Jerez íntimo
Marco Antonio Velo
¿Por qué la Hermandad de la Borriquita se ha llevado este año la palma de las zambombas jerezanas?
Me pregunto si la muerte cabe en una palabra. La de un amigo… ni por asomo. Porque la muerte es resbaladiza y expansiva, como el grito de una sombra que no pertenece a nadie. Como el zumbido de una oquedad. Como el crujido de la madera cuando el fuego del dolor adopta la postura de cúbito. Como la hora nona de la insoportable levedad del ser. Como la contradanza de una biografía con final abierto. Como el llanto que germina según el eje de abscisas y ordenadas del lagrimal. Como una nostalgia que se desparrama hecha trizas. Como una voz -caracolera o radiofónica o paternal, ¡qué más da!- atenuada por el diapasón inverosímil del factor sorpresa. De la muerte no podemos asegurar a pies juntillas que quien la lleva… la entiende. Porque la Parca -que cabalga por el aire como el diablo cojuelo sobre los tejados- no admite entendimiento en su compaña. La muerte es huidiza cuando ya ha hecho de la suyas. Mientras tanto, en el ínterin de su advenimiento, acecha a tientas, como disfrazada por la invisibilidad de su incertidumbre.
La muerte acaba de cebarse con Jerez. Ha faenado a la ligera para hacer triplete. La muerte actúa a capricho según la dual normativa que se impone como método selectivo: ora atendiendo a la comprensible ley de vida, ora sacudiendo la incompresible anormalidad de la contra natura. Edad avanzada, ley de vida. Corta edad, contra natura. Tres muertes tres (otro día hablaré de Juan Ignacio López), como un cartel con estribaciones de sangre y arena, ha teñido de luto este ecuador del mes de julio. Hay un lamento por carcelera en la morfología racial del barrio de Santiago. Joselete Zarzana Quirós era, lorquianamente, moreno de verde luna, camborio de andar “despacio y garboso”. Sus rizos, negros como la noche sin coto, caracoleaban la elegancia de quien siempre fue jerezano a carta cabal. Madrugones que preconizaban un cruce de cuchillos afilando el corte del pescado fresco. En la Plaza de Abastos era faraón del don de gentes.

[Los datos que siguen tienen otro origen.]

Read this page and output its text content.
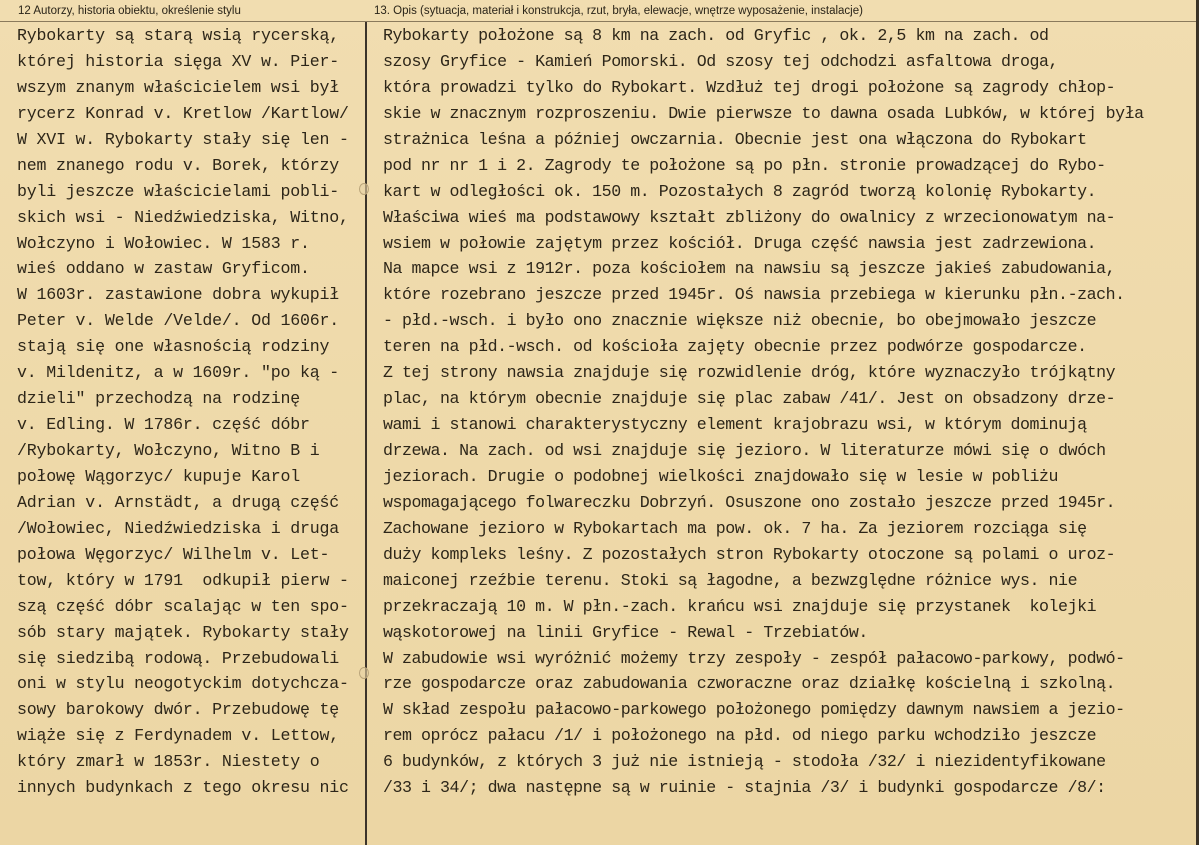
12 Autorzy, historia obiektu, określenie stylu	13. Opis (sytuacja, materiał i konstrukcja, rzut, bryła, elewacje, wnętrze wyposażenie, instalacje)
Rybokarty są starą wsią rycerską,
której historia sięga XV w. Pier-
wszym znanym właścicielem wsi był
rycerz Konrad v. Kretlow /Kartlow/
W XVI w. Rybokarty stały się len -
nem znanego rodu v. Borek, którzy
byli jeszcze właścicielami pobli-
skich wsi - Niedźwiedziska, Witno,
Wołczyno i Wołowiec. W 1583 r.
wieś oddano w zastaw Gryficom.
W 1603r. zastawione dobra wykupił
Peter v. Welde /Velde/. Od 1606r.
stają się one własnością rodziny
v. Mildenitz, a w 1609r. "po ką -
dzieli" przechodzą na rodzinę
v. Edling. W 1786r. część dóbr
/Rybokarty, Wołczyno, Witno B i
połowę Wągorzyc/ kupuje Karol
Adrian v. Arnstädt, a drugą część
/Wołowiec, Niedźwiedziska i druga
połowa Węgorzyc/ Wilhelm v. Let-
tow, który w 1791  odkupił pierw -
szą część dóbr scalając w ten spo-
sób stary majątek. Rybokarty stały
się siedzibą rodową. Przebudowali
oni w stylu neogotyckim dotychcza-
sowy barokowy dwór. Przebudowę tę
wiąże się z Ferdynadem v. Lettow,
który zmarł w 1853r. Niestety o
innych budynkach z tego okresu nic
Rybokarty położone są 8 km na zach. od Gryfic , ok. 2,5 km na zach. od
szosy Gryfice - Kamień Pomorski. Od szosy tej odchodzi asfaltowa droga,
która prowadzi tylko do Rybokart. Wzdłuż tej drogi położone są zagrody chłop-
skie w znacznym rozproszeniu. Dwie pierwsze to dawna osada Lubków, w której była
strażnica leśna a później owczarnia. Obecnie jest ona włączona do Rybokart
pod nr nr 1 i 2. Zagrody te położone są po płn. stronie prowadzącej do Rybo-
kart w odległości ok. 150 m. Pozostałych 8 zagród tworzą kolonię Rybokarty.
Właściwa wieś ma podstawowy kształt zbliżony do owalnicy z wrzecionowatym na-
wsiem w połowie zajętym przez kościół. Druga część nawsia jest zadrzewiona.
Na mapce wsi z 1912r. poza kościołem na nawsiu są jeszcze jakieś zabudowania,
które rozebrano jeszcze przed 1945r. Oś nawsia przebiega w kierunku płn.-zach.
- płd.-wsch. i było ono znacznie większe niż obecnie, bo obejmowało jeszcze
teren na płd.-wsch. od kościoła zajęty obecnie przez podwórze gospodarcze.
Z tej strony nawsia znajduje się rozwidlenie dróg, które wyznaczyło trójkątny
plac, na którym obecnie znajduje się plac zabaw /41/. Jest on obsadzony drze-
wami i stanowi charakterystyczny element krajobrazu wsi, w którym dominują
drzewa. Na zach. od wsi znajduje się jezioro. W literaturze mówi się o dwóch
jeziorach. Drugie o podobnej wielkości znajdowało się w lesie w pobliżu
wspomagającego folwareczku Dobrzyń. Osuszone ono zostało jeszcze przed 1945r.
Zachowane jezioro w Rybokartach ma pow. ok. 7 ha. Za jeziorem rozciąga się
duży kompleks leśny. Z pozostałych stron Rybokarty otoczone są polami o uroz-
maiconej rzeźbie terenu. Stoki są łagodne, a bezwzględne różnice wys. nie
przekraczają 10 m. W płn.-zach. krańcu wsi znajduje się przystanek  kolejki
wąskotorowej na linii Gryfice - Rewal - Trzebiatów.
W zabudowie wsi wyróżnić możemy trzy zespoły - zespół pałacowo-parkowy, podwó-
rze gospodarcze oraz zabudowania czworaczne oraz działkę kościelną i szkolną.
W skład zespołu pałacowo-parkowego położonego pomiędzy dawnym nawsiem a jezio-
rem oprócz pałacu /1/ i położonego na płd. od niego parku wchodziło jeszcze
6 budynków, z których 3 już nie istnieją - stodoła /32/ i niezidentyfikowane
/33 i 34/; dwa następne są w ruinie - stajnia /3/ i budynki gospodarcze /8/:
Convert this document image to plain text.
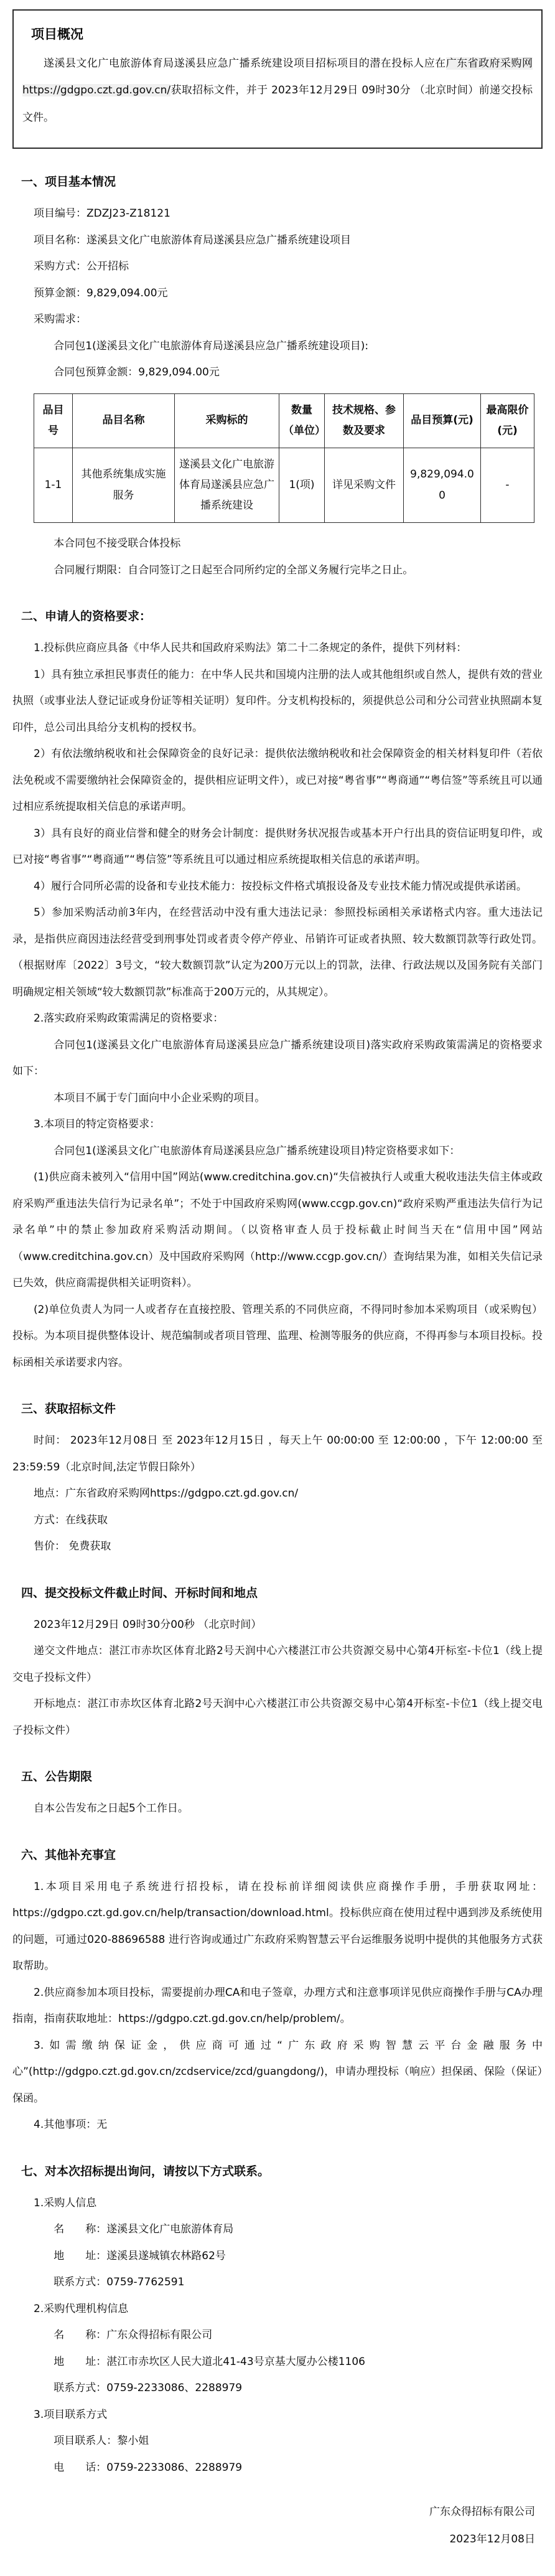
项目概况

遂溪县文化广电旅游体育局遂溪县应急广播系统建设项目招标项目的潜在投标人应在广东省政府采购网https://gdgpo.czt.gd.gov.cn/获取招标文件，并于 2023年12月29日 09时30分 （北京时间）前递交投标文件。

一、项目基本情况

项目编号：ZDZJ23-Z18121

项目名称：遂溪县文化广电旅游体育局遂溪县应急广播系统建设项目

采购方式：公开招标

预算金额：9,829,094.00元

采购需求：

合同包1(遂溪县文化广电旅游体育局遂溪县应急广播系统建设项目):

合同包预算金额：9,829,094.00元

品目号	品目名称	采购标的	数量（单位）	技术规格、参数及要求	品目预算(元)	最高限价(元)
1-1	其他系统集成实施服务	遂溪县文化广电旅游体育局遂溪县应急广播系统建设	1(项)	详见采购文件	9,829,094.00	-

本合同包不接受联合体投标

合同履行期限：自合同签订之日起至合同所约定的全部义务履行完毕之日止。

二、申请人的资格要求：

1.投标供应商应具备《中华人民共和国政府采购法》第二十二条规定的条件，提供下列材料：

1）具有独立承担民事责任的能力：在中华人民共和国境内注册的法人或其他组织或自然人，提供有效的营业执照（或事业法人登记证或身份证等相关证明）复印件。分支机构投标的，须提供总公司和分公司营业执照副本复印件，总公司出具给分支机构的授权书。

2）有依法缴纳税收和社会保障资金的良好记录：提供依法缴纳税收和社会保障资金的相关材料复印件（若依法免税或不需要缴纳社会保障资金的，提供相应证明文件），或已对接“粤省事”“粤商通”“粤信签”等系统且可以通过相应系统提取相关信息的承诺声明。

3）具有良好的商业信誉和健全的财务会计制度：提供财务状况报告或基本开户行出具的资信证明复印件，或已对接“粤省事”“粤商通”“粤信签”等系统且可以通过相应系统提取相关信息的承诺声明。

4）履行合同所必需的设备和专业技术能力：按投标文件格式填报设备及专业技术能力情况或提供承诺函。

5）参加采购活动前3年内，在经营活动中没有重大违法记录：参照投标函相关承诺格式内容。重大违法记录，是指供应商因违法经营受到刑事处罚或者责令停产停业、吊销许可证或者执照、较大数额罚款等行政处罚。（根据财库〔2022〕3号文，“较大数额罚款”认定为200万元以上的罚款，法律、行政法规以及国务院有关部门明确规定相关领域“较大数额罚款”标准高于200万元的，从其规定）。

2.落实政府采购政策需满足的资格要求：

合同包1(遂溪县文化广电旅游体育局遂溪县应急广播系统建设项目)落实政府采购政策需满足的资格要求如下：

本项目不属于专门面向中小企业采购的项目。

3.本项目的特定资格要求：

合同包1(遂溪县文化广电旅游体育局遂溪县应急广播系统建设项目)特定资格要求如下：

(1)供应商未被列入“信用中国”网站(www.creditchina.gov.cn)“失信被执行人或重大税收违法失信主体或政府采购严重违法失信行为记录名单”；不处于中国政府采购网(www.ccgp.gov.cn)“政府采购严重违法失信行为记录名单”中的禁止参加政府采购活动期间。（以资格审查人员于投标截止时间当天在“信用中国”网站（www.creditchina.gov.cn）及中国政府采购网（http://www.ccgp.gov.cn/）查询结果为准，如相关失信记录已失效，供应商需提供相关证明资料）。

(2)单位负责人为同一人或者存在直接控股、管理关系的不同供应商，不得同时参加本采购项目（或采购包）投标。为本项目提供整体设计、规范编制或者项目管理、监理、检测等服务的供应商，不得再参与本项目投标。投标函相关承诺要求内容。

三、获取招标文件

时间： 2023年12月08日 至 2023年12月15日 ，每天上午 00:00:00 至 12:00:00 ，下午 12:00:00 至 23:59:59（北京时间,法定节假日除外）

地点：广东省政府采购网https://gdgpo.czt.gd.gov.cn/

方式：在线获取

售价： 免费获取

四、提交投标文件截止时间、开标时间和地点

2023年12月29日 09时30分00秒 （北京时间）

递交文件地点：湛江市赤坎区体育北路2号天润中心六楼湛江市公共资源交易中心第4开标室-卡位1（线上提交电子投标文件）

开标地点：湛江市赤坎区体育北路2号天润中心六楼湛江市公共资源交易中心第4开标室-卡位1（线上提交电子投标文件）

五、公告期限

自本公告发布之日起5个工作日。

六、其他补充事宜

1.本项目采用电子系统进行招投标，请在投标前详细阅读供应商操作手册，手册获取网址：https://gdgpo.czt.gd.gov.cn/help/transaction/download.html。投标供应商在使用过程中遇到涉及系统使用的问题，可通过020-88696588 进行咨询或通过广东政府采购智慧云平台运维服务说明中提供的其他服务方式获取帮助。

2.供应商参加本项目投标，需要提前办理CA和电子签章，办理方式和注意事项详见供应商操作手册与CA办理指南，指南获取地址：https://gdgpo.czt.gd.gov.cn/help/problem/。

3.如需缴纳保证金，供应商可通过“广东政府采购智慧云平台金融服务中心”(http://gdgpo.czt.gd.gov.cn/zcdservice/zcd/guangdong/)，申请办理投标（响应）担保函、保险（保证）保函。

4.其他事项：无

七、对本次招标提出询问，请按以下方式联系。

1.采购人信息

名　　称：遂溪县文化广电旅游体育局

地　　址：遂溪县遂城镇农林路62号

联系方式：0759-7762591

2.采购代理机构信息

名　　称：广东众得招标有限公司

地　　址：湛江市赤坎区人民大道北41-43号京基大厦办公楼1106

联系方式：0759-2233086、2288979

3.项目联系方式

项目联系人：黎小姐

电　　话：0759-2233086、2288979

广东众得招标有限公司
2023年12月08日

Joselete se daba a querer. Su capacidad afectiva siempre sobrepasaba con creces el mínimo común denominador de un cariño generoso y de veras sensible… Recuerdo ahora la sonrisa siempre inalterable de la mujer de su alma, su esposa Lola Ortega, acogiéndote con amor maternal cuando visitabas su hogar de la calle Ponce… La sensibilidad de Joselete ha sido heredada por sus hijos. Cultura y profundidad en la concepción -tan bañada en aforismos existenciales- de la vida. Carmen, Luis, Inma, Maribel y José –‘Kukone’ para sus compañeros lasalianos- observan y atinan a ver más allá de lo puramente visible. Galanura -finura, delicadeza-: los cinco demuestran cuán benditas son las ramas que al tronco salen. Sé que Joselete, como padrazo que fue, sigue vivo en la estela y en la conducta de sus niños…
Como jarro de agua fría. Qué pronto -¡me cachis!- y qué joven se nos ha ido nuestro amigo Javi. Javier Mateos Arizón. No ha mucho charlamos por largo -copas de jerez de por medio- Alberto Villagrán, él y yo. El encuentro, en el Camioncito, fue causal y no casual. Nos reímos por largo rememorando las hazañas infantiles de nuestra época y nuestra épica en el colegio La Salle Buen Pastor. Cada cual evidenciaba una memoria fotográfica muy del gusto del resto de contertulios. ¡Qué gran persona, Javi! Padre de familia numerosa -a la que adoraba-, apenas 52 años a sus espaldas. Con una simpatía arrolladora. De niño, inquieto e incluso travieso siempre dentro de una magnanimidad fuera de toda duda. De adulto, fraterno, currante, tan afable, tan cercano… ¿Por quién doblan hoy las campanas de la memoria del colegio la Salle en la esquina del patio techado? ¡Cuídanos, desde las marismas del cielo, querido Javi!